Although what La Plazuela proposes invites dancing and revelry, its lyrics develop stories as terrible as that of Your word, that describes an episode of abuse: “In the hallway I remember voices and some barking. / Mom doesn’t go out. / She pulls over to the car, I beg you. / I don’t want friction. / And little by little she calmed down. / And a storm that lasted ten years.” “Yes, it is a hard story. Complicated, complicated… But fortunately it’s over,” responds his lyricist, Indio, who adds: “For me writing songs is a fucking way of doing therapy, man. When I have a problem I write something about it and it automatically changes my mood and I feel like I’m relieving myself.” Nitro points out: “We are the generation with poor mental health, the one who has the opportunity to consider things in life because we don’t lack food or anything. I think the word anxiety is being used a lot in the last two years. We are the generation that is going to the psychologist and no one looks down on us, because it is a vital necessity. And I think people identify a lot with our lyrics because we talk about this.”

Last August the two moved to Madrid. Before they shared a house in Granada; Today they live separately in the capital. One more piece of information about your professionalism. “We have always claimed our culture from Granada and that is not going to change, but in Madrid there are very good musicians and we like to collaborate with them and develop ideas. Our project today is best located in Madrid. As soon as we feel that our time here is over we will return to Granada,” they explain.
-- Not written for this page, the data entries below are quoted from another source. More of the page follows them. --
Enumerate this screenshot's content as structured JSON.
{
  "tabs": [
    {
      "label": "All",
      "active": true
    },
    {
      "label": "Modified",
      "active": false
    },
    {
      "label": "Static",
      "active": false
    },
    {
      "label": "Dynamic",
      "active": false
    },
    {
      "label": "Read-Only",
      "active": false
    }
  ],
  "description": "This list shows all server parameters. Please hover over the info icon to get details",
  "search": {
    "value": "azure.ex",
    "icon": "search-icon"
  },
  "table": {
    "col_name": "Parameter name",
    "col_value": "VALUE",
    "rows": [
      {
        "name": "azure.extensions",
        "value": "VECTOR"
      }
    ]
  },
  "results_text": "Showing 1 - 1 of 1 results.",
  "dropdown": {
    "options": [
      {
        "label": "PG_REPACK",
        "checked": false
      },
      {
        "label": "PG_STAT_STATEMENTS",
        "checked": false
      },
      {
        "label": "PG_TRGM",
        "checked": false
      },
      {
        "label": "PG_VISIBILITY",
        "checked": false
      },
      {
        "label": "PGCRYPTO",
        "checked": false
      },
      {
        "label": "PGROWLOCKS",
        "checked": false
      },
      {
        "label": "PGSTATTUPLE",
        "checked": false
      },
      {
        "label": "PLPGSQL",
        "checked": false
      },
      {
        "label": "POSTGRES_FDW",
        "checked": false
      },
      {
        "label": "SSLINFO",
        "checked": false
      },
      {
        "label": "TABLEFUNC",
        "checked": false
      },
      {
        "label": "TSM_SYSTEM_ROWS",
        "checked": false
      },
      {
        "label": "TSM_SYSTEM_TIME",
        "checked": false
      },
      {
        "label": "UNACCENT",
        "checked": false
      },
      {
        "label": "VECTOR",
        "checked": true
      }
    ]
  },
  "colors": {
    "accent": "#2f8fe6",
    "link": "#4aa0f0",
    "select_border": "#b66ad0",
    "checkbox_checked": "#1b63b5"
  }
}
Before the arrival of their second album, they expect their four most massive concerts, with capacity around 10,000 (Barcelona, ​​Madrid, Seville and Granada), 12 musicians on stage, many festivals and an EP, The Caleta, composed of five songs recorded with David de Jacoba (Paco de Lucía’s last singer) and the Granada electronic group Texture. It is dedicated to the Granada coast (Salobreña, Motril, Castell de Ferro…). “It has been a very stimulating investigation. For example, we have recorded a seguiriya with a base house”, they point out. Musicians getting together to exchange ideas in an atmosphere of compays. What La Plazuela enjoys most.